Alles Trauma oder was?

Vor einiger Zeit gab es in Staufen einen Vortrag über transgenerationale Trauma-Weitergabe oder so ähnlich. Wie wirken sich schlimme Erfahrungen in den nächsten Generationen aus? Interessante Frage, ich bin hingegangen, ein Psychologen-Ehepaar referierte, und eine Stunde hielt ich es aus. Zum Glück machten sie ein Spiel, bei dem die Zuhörerinnen im Raum umhergehen mussten, und ich ging hinaus.

Ich halte nicht viel von Psychologen, und der Vortrag bestätigte meine Vorurteile. Viel unsauberes Denken, viel Dogmatik, und am Ende war irgendwie alles Trauma und bedenklich. Psychologisierung und Pathologisierung. Wer ein Konzept hat, neigt dazu, es auf alles auszudehnen, doch damit wird im Reich der Seele auch viel Schaden angerichtet.

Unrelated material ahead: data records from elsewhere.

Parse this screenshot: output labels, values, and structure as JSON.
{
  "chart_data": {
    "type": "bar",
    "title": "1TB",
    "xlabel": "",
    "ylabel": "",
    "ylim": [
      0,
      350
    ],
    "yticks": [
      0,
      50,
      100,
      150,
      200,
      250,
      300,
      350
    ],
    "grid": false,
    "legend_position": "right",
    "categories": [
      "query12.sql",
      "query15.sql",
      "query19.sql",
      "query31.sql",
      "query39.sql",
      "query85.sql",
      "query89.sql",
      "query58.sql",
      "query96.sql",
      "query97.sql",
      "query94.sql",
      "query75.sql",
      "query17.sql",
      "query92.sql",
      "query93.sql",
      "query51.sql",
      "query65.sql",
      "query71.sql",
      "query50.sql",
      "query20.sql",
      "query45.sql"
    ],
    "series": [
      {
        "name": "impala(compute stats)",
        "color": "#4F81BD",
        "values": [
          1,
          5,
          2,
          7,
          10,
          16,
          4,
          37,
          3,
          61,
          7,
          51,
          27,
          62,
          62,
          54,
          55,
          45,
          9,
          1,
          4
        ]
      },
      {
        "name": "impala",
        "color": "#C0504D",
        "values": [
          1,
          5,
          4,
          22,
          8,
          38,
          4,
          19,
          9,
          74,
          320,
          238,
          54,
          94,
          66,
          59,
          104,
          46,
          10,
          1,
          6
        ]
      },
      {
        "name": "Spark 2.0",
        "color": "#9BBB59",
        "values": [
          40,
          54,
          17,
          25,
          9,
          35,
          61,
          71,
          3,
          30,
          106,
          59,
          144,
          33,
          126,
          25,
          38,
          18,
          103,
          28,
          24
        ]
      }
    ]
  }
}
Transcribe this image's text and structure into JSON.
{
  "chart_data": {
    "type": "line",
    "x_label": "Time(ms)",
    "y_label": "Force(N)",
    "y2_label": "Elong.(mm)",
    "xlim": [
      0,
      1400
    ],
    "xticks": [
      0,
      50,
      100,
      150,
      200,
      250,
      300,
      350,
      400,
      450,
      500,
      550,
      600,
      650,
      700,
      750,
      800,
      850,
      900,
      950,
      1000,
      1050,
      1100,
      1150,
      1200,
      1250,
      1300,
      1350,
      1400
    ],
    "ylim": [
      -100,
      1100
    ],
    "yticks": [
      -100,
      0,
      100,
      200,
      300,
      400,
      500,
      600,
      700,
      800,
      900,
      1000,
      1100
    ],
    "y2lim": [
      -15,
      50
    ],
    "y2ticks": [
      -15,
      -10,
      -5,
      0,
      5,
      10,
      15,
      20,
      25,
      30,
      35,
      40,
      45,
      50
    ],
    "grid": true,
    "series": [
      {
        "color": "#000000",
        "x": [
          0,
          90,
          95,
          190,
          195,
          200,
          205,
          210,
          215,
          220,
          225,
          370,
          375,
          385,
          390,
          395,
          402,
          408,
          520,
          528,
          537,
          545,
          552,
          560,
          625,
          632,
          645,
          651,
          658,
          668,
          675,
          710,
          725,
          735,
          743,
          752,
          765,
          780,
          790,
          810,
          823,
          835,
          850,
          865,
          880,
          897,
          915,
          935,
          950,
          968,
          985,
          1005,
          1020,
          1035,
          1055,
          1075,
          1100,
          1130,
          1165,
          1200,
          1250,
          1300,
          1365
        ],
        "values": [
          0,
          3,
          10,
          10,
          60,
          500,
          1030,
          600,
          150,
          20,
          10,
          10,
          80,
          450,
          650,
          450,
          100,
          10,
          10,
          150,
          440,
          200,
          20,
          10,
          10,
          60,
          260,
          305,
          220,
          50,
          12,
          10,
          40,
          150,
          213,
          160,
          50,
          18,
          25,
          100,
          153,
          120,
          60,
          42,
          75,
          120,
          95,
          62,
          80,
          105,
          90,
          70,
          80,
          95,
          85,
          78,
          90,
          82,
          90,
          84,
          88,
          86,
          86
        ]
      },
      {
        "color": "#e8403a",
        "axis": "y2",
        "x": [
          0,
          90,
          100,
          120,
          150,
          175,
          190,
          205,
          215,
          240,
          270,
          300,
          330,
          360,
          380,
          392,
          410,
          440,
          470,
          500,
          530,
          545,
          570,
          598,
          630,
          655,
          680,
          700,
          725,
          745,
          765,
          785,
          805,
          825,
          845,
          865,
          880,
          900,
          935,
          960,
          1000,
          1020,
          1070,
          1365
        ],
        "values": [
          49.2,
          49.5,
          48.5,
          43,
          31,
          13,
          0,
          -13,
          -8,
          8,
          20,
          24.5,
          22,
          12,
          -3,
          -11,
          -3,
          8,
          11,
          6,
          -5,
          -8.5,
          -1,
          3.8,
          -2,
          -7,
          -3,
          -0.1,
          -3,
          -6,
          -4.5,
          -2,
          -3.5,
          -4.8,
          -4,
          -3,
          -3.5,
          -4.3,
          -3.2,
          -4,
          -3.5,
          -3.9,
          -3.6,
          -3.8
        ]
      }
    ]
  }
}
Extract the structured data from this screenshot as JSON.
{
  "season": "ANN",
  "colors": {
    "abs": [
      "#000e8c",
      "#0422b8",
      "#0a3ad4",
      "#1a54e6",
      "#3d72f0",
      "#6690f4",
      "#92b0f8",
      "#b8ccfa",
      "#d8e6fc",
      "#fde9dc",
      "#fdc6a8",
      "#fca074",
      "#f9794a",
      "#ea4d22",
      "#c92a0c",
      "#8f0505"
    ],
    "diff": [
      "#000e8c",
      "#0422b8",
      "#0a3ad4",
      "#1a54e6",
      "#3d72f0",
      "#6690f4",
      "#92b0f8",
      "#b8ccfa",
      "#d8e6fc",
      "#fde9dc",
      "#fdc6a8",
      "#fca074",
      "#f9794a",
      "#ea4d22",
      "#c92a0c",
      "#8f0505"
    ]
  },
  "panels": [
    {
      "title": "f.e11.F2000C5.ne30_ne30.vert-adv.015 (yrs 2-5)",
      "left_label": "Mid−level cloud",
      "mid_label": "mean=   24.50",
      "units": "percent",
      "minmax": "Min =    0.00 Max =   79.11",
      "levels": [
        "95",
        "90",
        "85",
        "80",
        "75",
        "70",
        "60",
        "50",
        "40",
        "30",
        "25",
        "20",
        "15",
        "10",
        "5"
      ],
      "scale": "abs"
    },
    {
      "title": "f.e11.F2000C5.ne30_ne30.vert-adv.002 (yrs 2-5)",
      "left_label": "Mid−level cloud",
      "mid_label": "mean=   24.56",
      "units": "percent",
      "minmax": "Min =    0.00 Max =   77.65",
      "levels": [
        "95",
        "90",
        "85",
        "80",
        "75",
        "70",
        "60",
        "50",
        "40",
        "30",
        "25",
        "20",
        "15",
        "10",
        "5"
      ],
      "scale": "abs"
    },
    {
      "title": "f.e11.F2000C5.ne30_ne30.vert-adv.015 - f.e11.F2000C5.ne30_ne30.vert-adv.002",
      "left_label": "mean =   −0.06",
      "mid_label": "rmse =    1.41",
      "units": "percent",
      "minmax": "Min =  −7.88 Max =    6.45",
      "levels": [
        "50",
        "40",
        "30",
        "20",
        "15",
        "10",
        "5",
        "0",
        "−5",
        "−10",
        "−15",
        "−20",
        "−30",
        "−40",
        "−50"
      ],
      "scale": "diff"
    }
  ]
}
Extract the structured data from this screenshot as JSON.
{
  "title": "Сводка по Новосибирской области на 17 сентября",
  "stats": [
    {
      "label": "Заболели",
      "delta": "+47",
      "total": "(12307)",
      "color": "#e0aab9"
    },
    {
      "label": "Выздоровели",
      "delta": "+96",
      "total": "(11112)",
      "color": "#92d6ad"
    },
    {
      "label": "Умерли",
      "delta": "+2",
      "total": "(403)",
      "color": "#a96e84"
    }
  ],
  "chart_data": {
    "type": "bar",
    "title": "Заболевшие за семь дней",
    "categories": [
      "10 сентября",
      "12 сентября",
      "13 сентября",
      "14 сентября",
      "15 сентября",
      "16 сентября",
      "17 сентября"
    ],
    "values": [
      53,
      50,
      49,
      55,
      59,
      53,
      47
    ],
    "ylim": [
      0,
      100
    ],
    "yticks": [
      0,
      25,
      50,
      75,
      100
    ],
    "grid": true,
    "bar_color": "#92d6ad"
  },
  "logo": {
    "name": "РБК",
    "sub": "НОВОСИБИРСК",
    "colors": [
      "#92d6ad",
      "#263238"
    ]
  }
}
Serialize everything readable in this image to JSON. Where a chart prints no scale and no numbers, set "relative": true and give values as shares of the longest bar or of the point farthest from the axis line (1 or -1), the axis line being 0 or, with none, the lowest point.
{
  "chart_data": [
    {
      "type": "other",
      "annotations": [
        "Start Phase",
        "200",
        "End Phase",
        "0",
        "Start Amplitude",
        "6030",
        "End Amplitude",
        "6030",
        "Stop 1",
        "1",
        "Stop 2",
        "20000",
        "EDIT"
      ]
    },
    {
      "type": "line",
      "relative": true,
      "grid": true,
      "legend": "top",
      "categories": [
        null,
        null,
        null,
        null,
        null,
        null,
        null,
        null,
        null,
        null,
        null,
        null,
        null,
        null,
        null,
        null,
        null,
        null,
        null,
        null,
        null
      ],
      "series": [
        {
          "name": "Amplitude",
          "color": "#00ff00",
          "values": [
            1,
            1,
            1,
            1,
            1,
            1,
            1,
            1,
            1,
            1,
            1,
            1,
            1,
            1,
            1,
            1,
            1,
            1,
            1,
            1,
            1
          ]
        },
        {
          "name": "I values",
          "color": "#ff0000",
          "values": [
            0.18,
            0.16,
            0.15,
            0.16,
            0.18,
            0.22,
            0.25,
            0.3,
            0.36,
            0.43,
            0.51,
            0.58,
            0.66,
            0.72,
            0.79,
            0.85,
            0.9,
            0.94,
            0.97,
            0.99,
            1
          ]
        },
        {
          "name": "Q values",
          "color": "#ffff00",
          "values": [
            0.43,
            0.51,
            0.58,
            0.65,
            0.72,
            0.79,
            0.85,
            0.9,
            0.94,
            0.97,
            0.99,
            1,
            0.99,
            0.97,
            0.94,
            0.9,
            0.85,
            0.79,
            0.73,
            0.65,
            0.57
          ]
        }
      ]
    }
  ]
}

Wer große Probleme hat, dem mag es helfen, sie auf Vorväter- und -mütter zurückzuführen, doch wenn dann natürliche Charakterzüge hinterfragt werden und unter Generalverdacht geraten (wo kommt das her?), tritt Verunsicherung ein.

Wenn du etwas erreichen und reich sein willst, ist das womöglich Reaktion auf die Hoffnungslosigkeit der Kriegsgenerationen; wenn du viel tust, ist das Getriebensein und könnte auch damit zu tun haben; wenn du nichts tust, ist das Verweigerungshaltung; wenn du zeitweilig Lebensangst hast, spielt auch die Angst der Kriegsgeneration mit. In dem Vortrag schwamm irgendwie alles durcheinander. Man muss sagen: Manche Charakterzüge sind eben da, manche sind der Lebensstil unserer Zeit; nationale Eigenheiten prägen sich in Jahrhunderten aus und pflanzen sich fort; konkrete schreckliche Ereignisse werden aber gewiss weitergegeben und machen den Nachgeborenen zu schaffen. Man weiß aus Untersuchungen, dass die Nachkommen von Juden, die die Nazilager überlebten, das Trauma mitbekamen und darunter litten; die vage Lebensangst der Deutschen und die Panik in den letzten Kriegstagen wird man damit jedoch nicht vergleichen wollen.

Dann hatten die Referenten eine Marotte, die mir auf den Nerv ging. Sie sagten immer: in die Heilung kommen, in die Heilung bringen; sie gehen in Resonanz, man geht in die Rolle, das Ganze geht in ein Phänomen … alles ging irgendwohin. Das ist Verwaltungssprache, dies Substantivierung. Natürlich heilt die Psychologin nicht, das tut selbst die Patientin, aber will ich von jemandem in die Heilung gebracht werden, muss ich in eine Krise gehen? Dass die Dame Carl Gustav Jung als Freud-Schüler betitelte, gefiel mir auch nicht, ist aber logisch:  Akademische Psychologen halten nichts von Jung (dessen Kollektives Unbewusstes sie auch verkürzt darstellte), doch er gibt die Richtung an: Man hätte auch von Karma und Reinkarnation sprechen können, doch dazu ist unsere Psychologie zu westlich und zu irdisch.

Dem Vortrag mit Spielchen und allem wohnten 40 Frauen bei und vielleicht 4 Männer. Die Männer bleiben lieber gemütlich zu Hause und schauen vielleicht ein Fußballspiel an. Der Referent sagte etwas von weichen Themen, von denen diese Männer wohl nichts hielten, aber manchmal muss man ihnen, den renitenten Männern, Recht geben. Bleibt auf dem Boden, lasst euch bloß nicht verrückt machen!